The applicant in her written submissions invokes the inherent powers of the court as provided in Sections 1A, 1B and 3A of the Civil Procedure Act, Chapter 21, Laws of Kenya that give the courts wide and free power the management and application of the discretion in deciding cases before them. This is more so bearing in mind Article 159 (2)(d) of the Constitution of Kenya, 2010 that empowers courts to administer justice without undue regard to the technicalities. Two, the applicant argues that he should not be blamed for the delay in filing a notice of appeal or the appeal itself as this is the domain of her counsel and in any event this should not be visited on herself. She therefore prays that this matter be sustained.
The claimant/respondent opposes the application. She sought to rely on the authority of Leo Sila Mutiso Vs. Rose Hellen Wangari Mwangi, Civil application No. Nai 251 of 1997
“It is now well settled that the decision whether to extend the time for appealing is purely discretionary. It is also well settled that in general, the matters which this Court takes into account in deciding whether to grant an extension of time are (1), the length of the delay, (2) the reason for delay, (3) the chances of the appeal succeeding if the application is granted and (4) the degree of prejudice to the Respondent if the application is granted”.
In the circumstances of this case there is inordinate delay the ruling intended to be appealed against having been delivered on 18th July, 2013 and present application being filed on 10th December, 2013 well over four months down the line. The applicant argues that the reasons for the delay was that he was not present at the reading of the ruling but again this is not excused. She does not adduce any concrete grounds for being absent during the ruling. The applicant is therefore the author of her own misfortune and should not be heard to complain.
The applicant has not lobbied for a case on the viability and arguability of the intended appeal. She does not demonstrate her chances at the Court of Appeal, or at all. She does not even launch a notice of appeal in the circumstances. This should not be sustained. It is a case of daring carried too far. The applicant just comes out of her way to take the court and the parties for a ride.
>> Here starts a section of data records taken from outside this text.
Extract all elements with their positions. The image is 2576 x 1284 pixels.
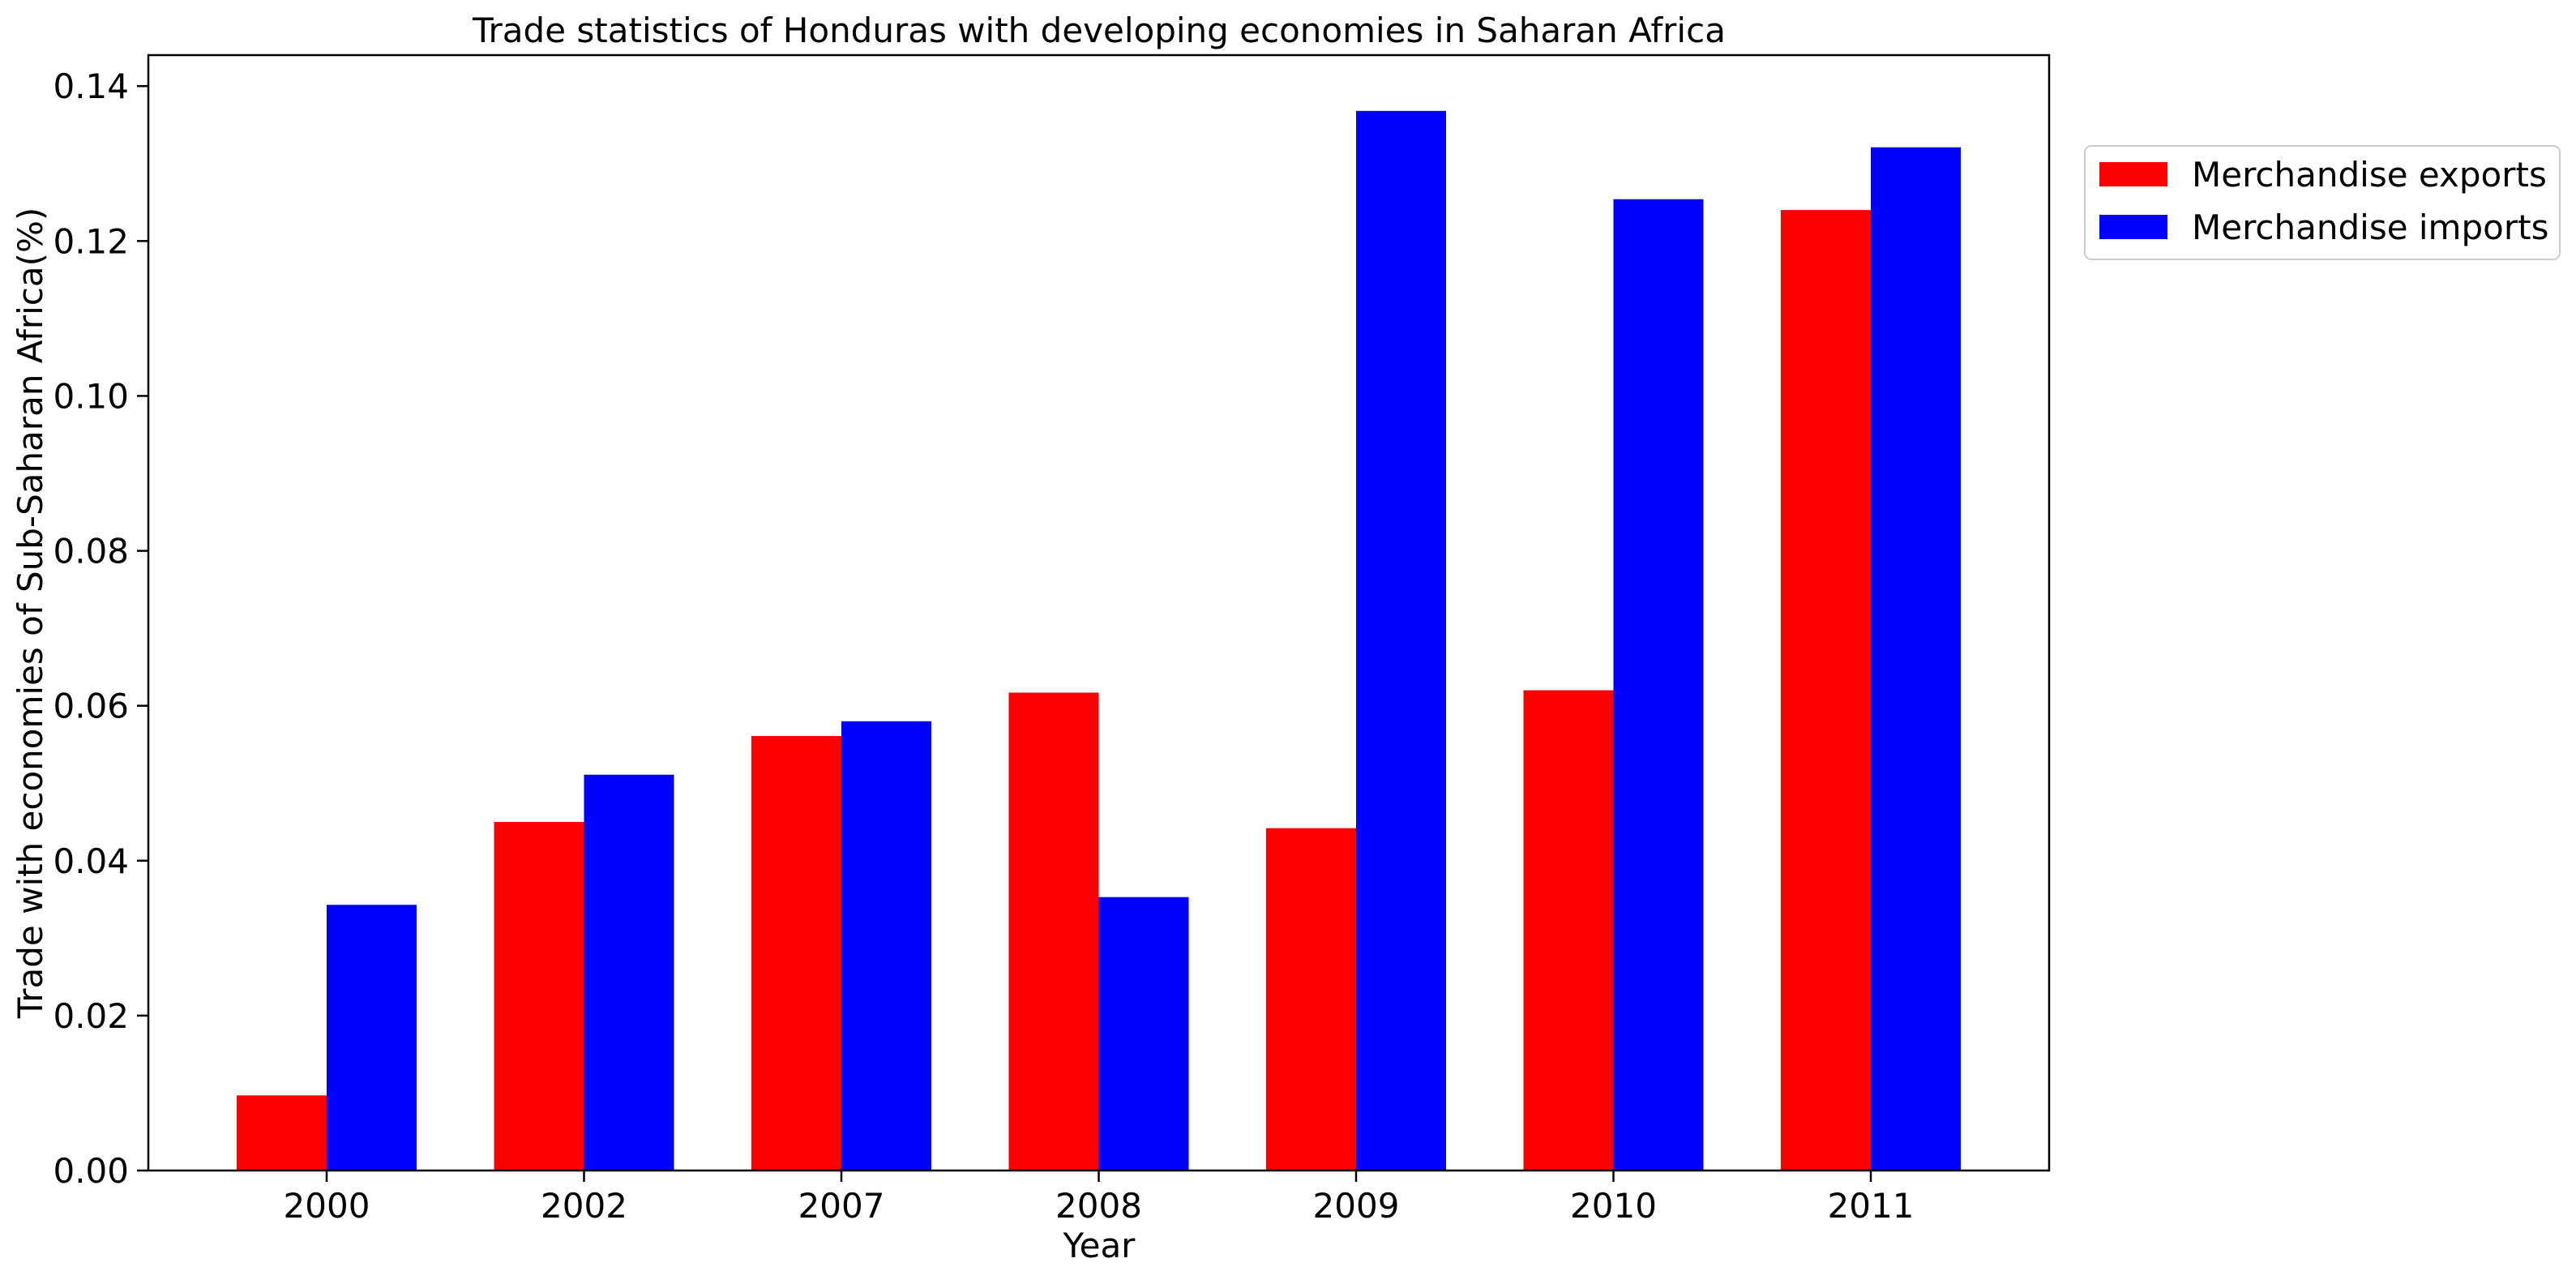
y-tick-label: 0.04 xyxy=(53,841,129,881)
x-tick-label: 2011 xyxy=(1828,1186,1915,1226)
legend: Merchandise exports Merchandise imports xyxy=(2084,145,2561,260)
bar-exports-2011 xyxy=(1781,210,1871,1171)
y-tick-label: 0.14 xyxy=(53,66,129,106)
bar-imports-2007 xyxy=(841,721,931,1171)
bar-imports-2011 xyxy=(1871,147,1961,1171)
x-tick-label: 2002 xyxy=(541,1186,627,1226)
bar-imports-2002 xyxy=(584,774,674,1171)
bar-exports-2000 xyxy=(237,1095,327,1171)
y-tick-label: 0.12 xyxy=(53,221,129,261)
bar-exports-2008 xyxy=(1008,692,1099,1171)
x-tick-label: 2009 xyxy=(1313,1186,1400,1226)
bar-imports-2010 xyxy=(1613,199,1704,1171)
legend-swatch-imports xyxy=(2099,215,2167,239)
x-axis-label: Year xyxy=(1063,1226,1136,1265)
bar-imports-2009 xyxy=(1356,110,1446,1171)
legend-box xyxy=(2084,145,2561,260)
x-tick-label: 2008 xyxy=(1055,1186,1142,1226)
legend-swatch-exports xyxy=(2099,162,2167,186)
y-tick-label: 0.06 xyxy=(53,687,129,726)
x-tick-label: 2000 xyxy=(284,1186,370,1226)
y-tick-label: 0.10 xyxy=(53,376,129,416)
bar-exports-2009 xyxy=(1266,828,1356,1171)
bar-exports-2007 xyxy=(751,735,841,1171)
bar-imports-2000 xyxy=(327,905,417,1171)
y-axis-label: Trade with economies of Sub-Saharan Afri… xyxy=(11,208,50,1020)
bar-exports-2002 xyxy=(494,822,584,1171)
x-tick-label: 2007 xyxy=(798,1186,885,1226)
y-tick-label: 0.08 xyxy=(53,532,129,571)
y-tick-label: 0.02 xyxy=(53,996,129,1036)
plot-frame xyxy=(147,54,2051,1172)
x-tick-label: 2010 xyxy=(1570,1186,1657,1226)
bar-imports-2008 xyxy=(1098,897,1189,1171)
y-tick-label: 0.00 xyxy=(53,1151,129,1191)
legend-label-imports: Merchandise imports xyxy=(2192,208,2548,247)
chart-title: Trade statistics of Honduras with develo… xyxy=(472,11,1726,50)
bar-exports-2010 xyxy=(1523,690,1614,1171)
legend-label-exports: Merchandise exports xyxy=(2192,155,2547,195)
The application should therefore be dismissed for being frivolous and an abuse of the process of court.
This court buys into the submissions of counsel for the claimant/respondent. The application cannot stand the test of time and space and I therefore dismiss it with cost to the respondent.
Delivered, dated and signed the 9th day of April, 2014.
D.K. Njagi Marete,
JUDGE.
Appearances:
1. Ms. Chege for the claimant union.
2. Mr. Nzaku instructed by Mwema & Associates Advocates for the respondent.